Mellon de um lado, Keynes do outro: intervenção nos EUA pode acabar piorando cenário

Bill Gross acende o debate, olha a série de pacotes por outro ângulo e decreta o fim da linha para o capitalismo à moda americana

Publicidade

SÃO PAULO – Em sua maioria, o mercado parece aceitar que o destino das economias depende bastante dos aportes governamentais já freqüentes. O velho debate entre partidários republicanos e democratas nos Estados Unidos e a resistência dos economistas mais liberais pouco a pouco foram acalmados pelo avanço dos problemas. Também aos poucos, o mercado esquece que um dos principais legados desta crise certamente será a queda do capitalismo American-style.

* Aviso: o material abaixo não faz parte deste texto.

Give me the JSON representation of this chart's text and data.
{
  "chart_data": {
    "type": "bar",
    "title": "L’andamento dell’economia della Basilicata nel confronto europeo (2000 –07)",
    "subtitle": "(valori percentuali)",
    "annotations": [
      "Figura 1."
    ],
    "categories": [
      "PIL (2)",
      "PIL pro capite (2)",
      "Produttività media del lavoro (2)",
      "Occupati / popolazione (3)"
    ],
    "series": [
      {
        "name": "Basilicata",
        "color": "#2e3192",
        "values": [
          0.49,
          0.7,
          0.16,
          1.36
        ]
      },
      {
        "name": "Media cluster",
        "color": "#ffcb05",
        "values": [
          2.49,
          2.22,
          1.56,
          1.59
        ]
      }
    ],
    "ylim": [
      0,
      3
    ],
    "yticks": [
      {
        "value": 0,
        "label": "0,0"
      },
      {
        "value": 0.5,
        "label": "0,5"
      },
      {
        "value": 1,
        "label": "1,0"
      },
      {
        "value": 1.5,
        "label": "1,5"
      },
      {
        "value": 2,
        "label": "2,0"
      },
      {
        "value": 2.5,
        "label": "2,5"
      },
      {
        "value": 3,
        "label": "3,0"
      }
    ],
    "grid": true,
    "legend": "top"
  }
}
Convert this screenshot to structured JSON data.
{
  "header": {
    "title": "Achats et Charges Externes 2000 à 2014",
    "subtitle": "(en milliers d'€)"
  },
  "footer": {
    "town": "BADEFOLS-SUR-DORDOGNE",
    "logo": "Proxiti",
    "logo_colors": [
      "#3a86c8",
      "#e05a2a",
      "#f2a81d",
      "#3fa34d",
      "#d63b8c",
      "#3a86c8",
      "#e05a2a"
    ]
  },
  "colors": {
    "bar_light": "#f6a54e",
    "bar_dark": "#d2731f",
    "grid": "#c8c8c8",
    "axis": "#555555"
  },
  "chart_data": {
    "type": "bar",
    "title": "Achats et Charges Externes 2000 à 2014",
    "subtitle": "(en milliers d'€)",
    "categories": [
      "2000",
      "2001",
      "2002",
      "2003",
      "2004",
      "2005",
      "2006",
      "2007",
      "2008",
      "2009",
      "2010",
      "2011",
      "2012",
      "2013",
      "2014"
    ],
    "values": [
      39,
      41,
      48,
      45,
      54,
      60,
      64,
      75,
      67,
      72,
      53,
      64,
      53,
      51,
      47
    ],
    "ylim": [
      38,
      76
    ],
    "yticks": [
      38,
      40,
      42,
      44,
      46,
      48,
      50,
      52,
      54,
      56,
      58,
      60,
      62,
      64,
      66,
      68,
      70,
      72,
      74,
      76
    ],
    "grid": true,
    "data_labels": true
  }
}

Os planos de resgate do governo norte-americano por si só já são controversos. Basta lembrar que Paulson utilizou a sigla Tarp (Troubled Asset Relief Program) para definir que o objetivo de seu plano era a compra de ativos podres. Um mês depois, o próprio Paulson questionou a efetividade de se comprar ativos hipotecários. À primeira vista, os republicanos se mostraram totalmente contra; uma semana depois assinaram a favor.

Sobre a questão, Bill Gross, diretor da gestora de recursos Pimco, lembra das palavras do antigo secretário do Tesouro Andrew Mellon. Em 1930, Mellon aconselhou o mercado a liquidar suas posições, eliminar tudo que fosse improdutivo – “eliminem a podridão do sistema”, disse na época. Gross tentou descrever como o ex-secretário e seus seguidores interpretariam as medidas atuais: o governo está tentando apagar o fogo com gasolina.

Não perca a oportunidade!

Assumindo um olhar mais liberal das coisas, argumenta que parece insensato injetar trilhões de dólares em novos débitos em um mercado que ruiu exatamente por mostrar níveis de endividamento insustentáveis.

Obama pensa diferente (um pouco)

As palavras de Barack Obama na tarde da última quinta-feira (8) mostram que o presidente-eleito pensa diferente, ou é obrigado a pensar. Em discurso sobre seu plano de estímulo, reconheceu que o déficit orçamentário se elevará muito e que os custos com o novo aporte devem ser maciços, mesmo sem citar números.

Somente por esta idéia, fica a impressão que Obama está do lado dos “Mellons”. Por outro lado, defendeu a necessidade dos aportes, argumentando que, sem ajuda agora, a recessão pode se estender por muitos anos sobre a economia do país. Ruim com os resgates, pior sem eles.

Continua depois da publicidade

A queda de um sistema

Na mesa de debate, a efetividade destes aportes é tão controversa quanto sua criação. Alguns críticos lembram que déficits governamentais tendem a alimentar elevações de juro básico e reduzir os investimentos do setor privado. Outros episódios de aportes governamentais maciços remetem a casos posteriores de hiperinflação.

O grande defensor, ou melhor, difusor destas práticas foi John Maynard Keynes. Suas idéias de intervenção estatal, no início questionadas, ganharam força após a Grande Depressão, ajudaram a reconstruir a Europa e o Japão no pós-guerra. Ainda assim, as idéias do economista britânico cederam espaço para um modelo mais liberal, que tornou a economia norte-americana seu grande expoente.

Este American-style capitalism que tende a cair após a crise atual. Da economia liberal, os Estados Unidos provavelmente passarão a ser reconhecidos como o país dos pacotes governamentais. Se os planos irão realmente recuperar a maior economia do mundo ou trazer impactos posteriores ainda mais significativos, só o tempo pode dizer.

Mellons x Keynesianos

Mas mesmo com a questão em aberto, Bill Gross olha estes pacotes por outro lado. Afirma que não só os Estados Unidos mas também a maioria do G-7 se tornou mais e mais dependentes da valorização dos ativos nestes últimos 25 anos de capitalismo.

Antes do reflexo destes aportes diretamente na economia real, Gross vê os EUA como um sistema inteiro estruturado como um esquema Ponzi; necessita que Wall Street invente a cada vez novas maneiras de securitizar ativos. O papel das companhias é captar mais e mais dinheiro em Wall Street. Isso torna os planos de estímulo necessários.